Danmark fra Larkollen

fredag 3. desember 2010

Recovering from injury

Porsanger fjord
It appears that I have a challenge to overcome that needs some time and dedication. The challenge is referred to as "Runners knee". You can read more about it here:

My initial measures were:

1) Anti-pronation shoes
2) Orthotics

I've tried out the former. It seems that it isn't adequate enough. In addition I may have pushed my luck participating in Bislett 24h race at 27th of Nov-just 4 weeks after I had to DNF in Copenhagen. I should have backed off and started my recovery then, but that's history. I will have to deal with it now.
First priority is to get well from the kne-injury. Next in line is to take necesssary measures to prevent this from happen again.
Well, then, how do I get well from the injury?
First, no training this week and the next week except for swimming.
Second, running is off for the time being. That'll be easy. I get nauseated just by thinking of running.
Third, I'll get some orthotics. I have an appointment on 16th of Dec and will receive my orthotics two weeks after that-the first week in January. I will start my running after that.
Fourth, I'll start training gradually. Starting with strength-training the week after next week(51-2010), supplementing with cross-country skiing the week after that(52-2010).
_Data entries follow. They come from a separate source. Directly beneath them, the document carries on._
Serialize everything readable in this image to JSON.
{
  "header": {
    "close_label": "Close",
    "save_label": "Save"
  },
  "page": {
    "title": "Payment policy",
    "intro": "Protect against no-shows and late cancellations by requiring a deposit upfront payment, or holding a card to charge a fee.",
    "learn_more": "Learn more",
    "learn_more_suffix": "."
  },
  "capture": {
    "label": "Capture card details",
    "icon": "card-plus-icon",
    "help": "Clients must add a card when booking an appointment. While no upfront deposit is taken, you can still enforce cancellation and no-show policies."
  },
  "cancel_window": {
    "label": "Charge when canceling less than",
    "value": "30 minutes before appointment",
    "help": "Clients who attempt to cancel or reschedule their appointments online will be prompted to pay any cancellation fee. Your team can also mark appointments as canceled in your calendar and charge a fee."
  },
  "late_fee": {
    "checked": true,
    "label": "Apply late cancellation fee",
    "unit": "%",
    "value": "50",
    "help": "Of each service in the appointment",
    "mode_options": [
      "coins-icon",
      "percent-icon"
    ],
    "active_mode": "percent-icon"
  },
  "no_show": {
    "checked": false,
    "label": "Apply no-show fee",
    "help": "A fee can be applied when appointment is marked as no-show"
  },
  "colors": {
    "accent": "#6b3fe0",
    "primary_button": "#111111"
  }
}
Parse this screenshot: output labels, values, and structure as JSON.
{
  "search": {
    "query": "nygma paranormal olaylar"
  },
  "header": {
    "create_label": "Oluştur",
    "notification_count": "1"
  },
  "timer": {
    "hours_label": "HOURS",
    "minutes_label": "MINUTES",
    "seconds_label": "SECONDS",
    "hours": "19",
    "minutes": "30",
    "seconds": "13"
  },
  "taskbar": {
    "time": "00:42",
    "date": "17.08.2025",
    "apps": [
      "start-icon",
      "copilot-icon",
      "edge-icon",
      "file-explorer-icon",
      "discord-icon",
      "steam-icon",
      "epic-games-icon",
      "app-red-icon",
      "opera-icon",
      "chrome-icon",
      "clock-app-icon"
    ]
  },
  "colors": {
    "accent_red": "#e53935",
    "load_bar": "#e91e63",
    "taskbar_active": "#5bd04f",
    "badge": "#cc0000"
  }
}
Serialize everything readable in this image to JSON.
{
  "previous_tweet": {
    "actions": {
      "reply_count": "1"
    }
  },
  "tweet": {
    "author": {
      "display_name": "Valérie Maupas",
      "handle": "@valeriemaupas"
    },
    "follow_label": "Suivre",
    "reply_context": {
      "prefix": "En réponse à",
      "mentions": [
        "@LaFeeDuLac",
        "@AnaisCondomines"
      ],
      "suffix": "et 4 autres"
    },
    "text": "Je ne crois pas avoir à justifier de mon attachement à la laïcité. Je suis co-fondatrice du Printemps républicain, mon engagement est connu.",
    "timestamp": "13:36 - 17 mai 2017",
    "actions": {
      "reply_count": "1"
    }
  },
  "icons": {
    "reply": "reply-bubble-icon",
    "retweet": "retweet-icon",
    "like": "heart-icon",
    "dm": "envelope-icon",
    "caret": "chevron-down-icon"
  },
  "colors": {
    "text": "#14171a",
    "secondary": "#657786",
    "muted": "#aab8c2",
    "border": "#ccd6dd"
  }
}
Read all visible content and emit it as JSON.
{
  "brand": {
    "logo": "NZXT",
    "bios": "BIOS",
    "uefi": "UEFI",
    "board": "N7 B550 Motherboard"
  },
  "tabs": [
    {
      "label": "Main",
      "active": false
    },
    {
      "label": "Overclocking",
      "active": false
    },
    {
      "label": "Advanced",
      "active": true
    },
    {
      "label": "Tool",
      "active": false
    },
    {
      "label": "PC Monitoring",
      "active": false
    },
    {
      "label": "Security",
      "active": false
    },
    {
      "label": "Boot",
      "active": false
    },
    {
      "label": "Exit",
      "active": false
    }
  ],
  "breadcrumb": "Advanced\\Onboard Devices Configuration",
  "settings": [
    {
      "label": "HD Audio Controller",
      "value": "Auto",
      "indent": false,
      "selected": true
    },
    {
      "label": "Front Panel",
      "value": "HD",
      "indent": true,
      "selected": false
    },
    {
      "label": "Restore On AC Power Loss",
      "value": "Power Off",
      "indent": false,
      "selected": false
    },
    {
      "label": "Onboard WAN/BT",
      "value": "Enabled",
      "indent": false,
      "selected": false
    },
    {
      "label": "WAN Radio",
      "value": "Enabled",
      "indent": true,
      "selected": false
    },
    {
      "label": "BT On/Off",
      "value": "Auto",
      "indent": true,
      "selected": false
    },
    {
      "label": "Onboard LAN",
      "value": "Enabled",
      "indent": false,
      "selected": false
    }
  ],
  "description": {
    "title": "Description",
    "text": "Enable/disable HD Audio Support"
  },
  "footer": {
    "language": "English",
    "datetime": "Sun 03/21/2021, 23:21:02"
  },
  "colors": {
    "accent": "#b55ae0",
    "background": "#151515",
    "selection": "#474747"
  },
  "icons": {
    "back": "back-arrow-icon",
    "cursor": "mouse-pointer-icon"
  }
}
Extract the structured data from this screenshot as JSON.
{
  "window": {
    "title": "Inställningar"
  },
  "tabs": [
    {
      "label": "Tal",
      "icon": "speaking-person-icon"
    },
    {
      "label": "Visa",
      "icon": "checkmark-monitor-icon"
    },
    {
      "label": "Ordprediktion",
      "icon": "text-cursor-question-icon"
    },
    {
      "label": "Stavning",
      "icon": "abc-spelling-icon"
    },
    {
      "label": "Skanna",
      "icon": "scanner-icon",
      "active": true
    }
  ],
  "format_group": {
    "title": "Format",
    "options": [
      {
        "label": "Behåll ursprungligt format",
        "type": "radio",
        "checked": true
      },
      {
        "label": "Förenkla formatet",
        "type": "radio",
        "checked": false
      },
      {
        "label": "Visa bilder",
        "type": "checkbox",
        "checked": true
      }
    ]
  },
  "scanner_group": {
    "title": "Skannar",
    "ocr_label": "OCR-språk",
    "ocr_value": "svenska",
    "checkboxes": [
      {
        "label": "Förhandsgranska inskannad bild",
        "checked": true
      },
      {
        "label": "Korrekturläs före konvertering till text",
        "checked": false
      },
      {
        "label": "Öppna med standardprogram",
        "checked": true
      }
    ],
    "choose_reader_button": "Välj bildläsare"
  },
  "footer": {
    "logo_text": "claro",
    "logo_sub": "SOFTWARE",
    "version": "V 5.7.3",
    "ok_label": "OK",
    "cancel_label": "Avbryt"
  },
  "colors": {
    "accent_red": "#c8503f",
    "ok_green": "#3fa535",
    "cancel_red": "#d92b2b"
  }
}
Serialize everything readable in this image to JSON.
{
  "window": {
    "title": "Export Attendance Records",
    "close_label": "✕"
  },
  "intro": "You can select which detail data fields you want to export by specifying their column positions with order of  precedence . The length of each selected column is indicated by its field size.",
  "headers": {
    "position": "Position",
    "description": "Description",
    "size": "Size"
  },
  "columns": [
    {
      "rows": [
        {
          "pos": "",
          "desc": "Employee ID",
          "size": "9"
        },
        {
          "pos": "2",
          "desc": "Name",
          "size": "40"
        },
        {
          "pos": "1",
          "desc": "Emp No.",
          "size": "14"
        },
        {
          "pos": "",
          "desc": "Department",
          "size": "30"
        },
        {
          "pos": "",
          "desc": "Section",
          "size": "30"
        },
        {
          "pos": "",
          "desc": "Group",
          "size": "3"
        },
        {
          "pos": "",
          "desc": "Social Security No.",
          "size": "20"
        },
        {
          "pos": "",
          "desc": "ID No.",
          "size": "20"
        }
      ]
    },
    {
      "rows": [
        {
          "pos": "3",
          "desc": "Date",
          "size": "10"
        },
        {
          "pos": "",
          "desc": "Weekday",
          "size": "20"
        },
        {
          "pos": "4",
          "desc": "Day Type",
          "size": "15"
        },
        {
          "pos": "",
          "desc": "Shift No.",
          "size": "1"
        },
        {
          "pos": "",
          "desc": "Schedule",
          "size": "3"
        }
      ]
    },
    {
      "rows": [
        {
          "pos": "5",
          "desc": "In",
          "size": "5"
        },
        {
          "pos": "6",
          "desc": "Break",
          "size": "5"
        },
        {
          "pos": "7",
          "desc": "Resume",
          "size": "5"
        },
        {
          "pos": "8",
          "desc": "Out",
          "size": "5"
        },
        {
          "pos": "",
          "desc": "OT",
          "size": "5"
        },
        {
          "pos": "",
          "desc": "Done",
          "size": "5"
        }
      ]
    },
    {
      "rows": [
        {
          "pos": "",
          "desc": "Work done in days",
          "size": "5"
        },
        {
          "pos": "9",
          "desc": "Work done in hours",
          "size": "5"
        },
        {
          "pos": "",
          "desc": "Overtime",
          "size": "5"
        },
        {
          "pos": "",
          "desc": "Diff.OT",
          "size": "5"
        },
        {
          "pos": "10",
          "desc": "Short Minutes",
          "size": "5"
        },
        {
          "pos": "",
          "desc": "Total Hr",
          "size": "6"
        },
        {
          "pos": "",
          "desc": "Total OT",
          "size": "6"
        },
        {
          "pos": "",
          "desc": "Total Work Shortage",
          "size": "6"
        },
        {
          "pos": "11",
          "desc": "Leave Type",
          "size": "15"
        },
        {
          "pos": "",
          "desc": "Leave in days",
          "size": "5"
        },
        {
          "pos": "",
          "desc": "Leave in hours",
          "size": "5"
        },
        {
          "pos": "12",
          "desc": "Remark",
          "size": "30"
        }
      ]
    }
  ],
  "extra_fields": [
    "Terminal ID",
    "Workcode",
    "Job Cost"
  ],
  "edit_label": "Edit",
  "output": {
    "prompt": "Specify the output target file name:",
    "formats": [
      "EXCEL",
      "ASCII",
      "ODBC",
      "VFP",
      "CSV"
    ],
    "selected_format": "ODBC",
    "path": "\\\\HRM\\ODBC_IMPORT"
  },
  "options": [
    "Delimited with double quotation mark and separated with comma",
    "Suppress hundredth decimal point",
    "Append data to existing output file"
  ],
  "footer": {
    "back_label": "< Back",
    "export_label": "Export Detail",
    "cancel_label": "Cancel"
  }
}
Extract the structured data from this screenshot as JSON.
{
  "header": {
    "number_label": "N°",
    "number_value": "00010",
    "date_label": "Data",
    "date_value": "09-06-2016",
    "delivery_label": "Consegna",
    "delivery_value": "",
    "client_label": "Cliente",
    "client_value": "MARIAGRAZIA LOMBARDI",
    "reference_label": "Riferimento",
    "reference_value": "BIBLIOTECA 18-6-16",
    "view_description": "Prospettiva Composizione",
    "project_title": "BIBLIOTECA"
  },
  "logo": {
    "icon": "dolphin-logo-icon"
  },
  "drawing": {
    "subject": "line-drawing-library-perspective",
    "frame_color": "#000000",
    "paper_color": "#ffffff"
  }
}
Further on cycling and running from the first week in 2011 and swimming from the second week in January-2011. I January I'll have one running-session a week the first three weeks, two running-sessions the next three weeks and three running-sessions the following three weeks. All sessions will be with low intensity(endurance in zone 2).
From week 10 in 2011 I'll start with base-training. That will last 9 weeks, finishing at the beginning of May.
All scheduled races in the first quarter is cancelled. I'm considering to cancel scheduled competitions in April and May as well, but I'll conclude on that some during the first quarter.